Graphical Analysis of Collision Rates of Various CRCs
Written 2016-02-07
Tags:Adler32 CRC16 Checksum CRC CRC32 Math
Introduction
CRCs, or Cyclic-Redundancy-Check, are a simple sort of hash function commonly used to detect accidental changes in data. Recently, I took a few English-language word-lists, and plotted the collision rates of various CRC and related checksum algorithms. Wikipedia lists 48 different CRCs, but this graph will show collision rates of several 16-bit functions and two 32-bit functions.
Purpose of CRCs
CRCs are commonly used for two purposes. They are often used as a redundant(data added without information) few bytes added to a packet to evaluate integrity, but they can also be used as a hash function to give a fixed-length integer value as a summary or index for various-length inputs. Today we will look at them purely as hash functions.Data Set
For today, we will be using a combination of two wordlists, with repetitions filtered out. The file is 3904690 bytes long with 374009 words. The average word is 9.4 letters long. One weakness in this dataset is the lack of long inputs - word lists contain many short records but some functions perform poorly on short records and require a certain minimum input before performing well.How to read the graph
On this graph, collisions are binned into groups. All collisions over the file where exactly three items collided into the same hash slot, are drawn over bin three.

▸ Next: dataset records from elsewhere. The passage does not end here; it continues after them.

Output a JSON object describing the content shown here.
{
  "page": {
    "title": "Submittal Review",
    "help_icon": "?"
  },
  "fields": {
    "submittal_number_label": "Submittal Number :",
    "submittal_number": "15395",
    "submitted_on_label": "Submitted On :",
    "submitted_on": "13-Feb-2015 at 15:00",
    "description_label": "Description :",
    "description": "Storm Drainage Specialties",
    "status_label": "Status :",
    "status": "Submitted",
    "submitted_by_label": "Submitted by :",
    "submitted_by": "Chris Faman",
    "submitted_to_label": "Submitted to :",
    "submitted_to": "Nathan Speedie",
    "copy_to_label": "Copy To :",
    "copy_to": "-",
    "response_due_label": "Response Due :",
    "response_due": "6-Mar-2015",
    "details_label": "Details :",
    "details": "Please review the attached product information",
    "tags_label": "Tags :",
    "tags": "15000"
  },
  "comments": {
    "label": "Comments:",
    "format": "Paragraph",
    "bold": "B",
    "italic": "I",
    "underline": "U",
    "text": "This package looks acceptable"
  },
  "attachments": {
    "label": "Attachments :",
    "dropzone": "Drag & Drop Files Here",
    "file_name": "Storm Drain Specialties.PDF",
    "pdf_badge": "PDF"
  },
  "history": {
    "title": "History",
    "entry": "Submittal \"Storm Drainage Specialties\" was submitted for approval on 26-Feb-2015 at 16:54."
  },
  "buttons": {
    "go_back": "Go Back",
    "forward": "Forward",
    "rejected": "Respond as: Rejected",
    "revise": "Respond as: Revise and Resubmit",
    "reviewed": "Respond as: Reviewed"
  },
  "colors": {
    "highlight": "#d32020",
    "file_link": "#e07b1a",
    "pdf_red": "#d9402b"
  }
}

On the X-Axis this graph shows the number of records per collision, and on the Y-Axis it shows how many records were in each collision. So, the number of records in X-collision slot 1 represents the number of records without any collisions, and the number of records in slot 46 shows that there were 46 records in that collision slot for CRC16SICK.
Finally, the Y-Axis of this graph is scaled on a log-curve. This allows us to plot CRC32, which has very few collisions, on the same graph as CRC16SICK, which has many collisions, and make sense of it. On a linear graph, CRC32 would blow everything else out of the scale.
It is also possible to redraw this graph plotting on the Y-Axis the number of times each collision bin was counted - for the same dataset, that graph would have a Y-Axis value of one in slot 46. But, this graph has the advantage that if rendered on a linear graph, the area under each curve would be the same.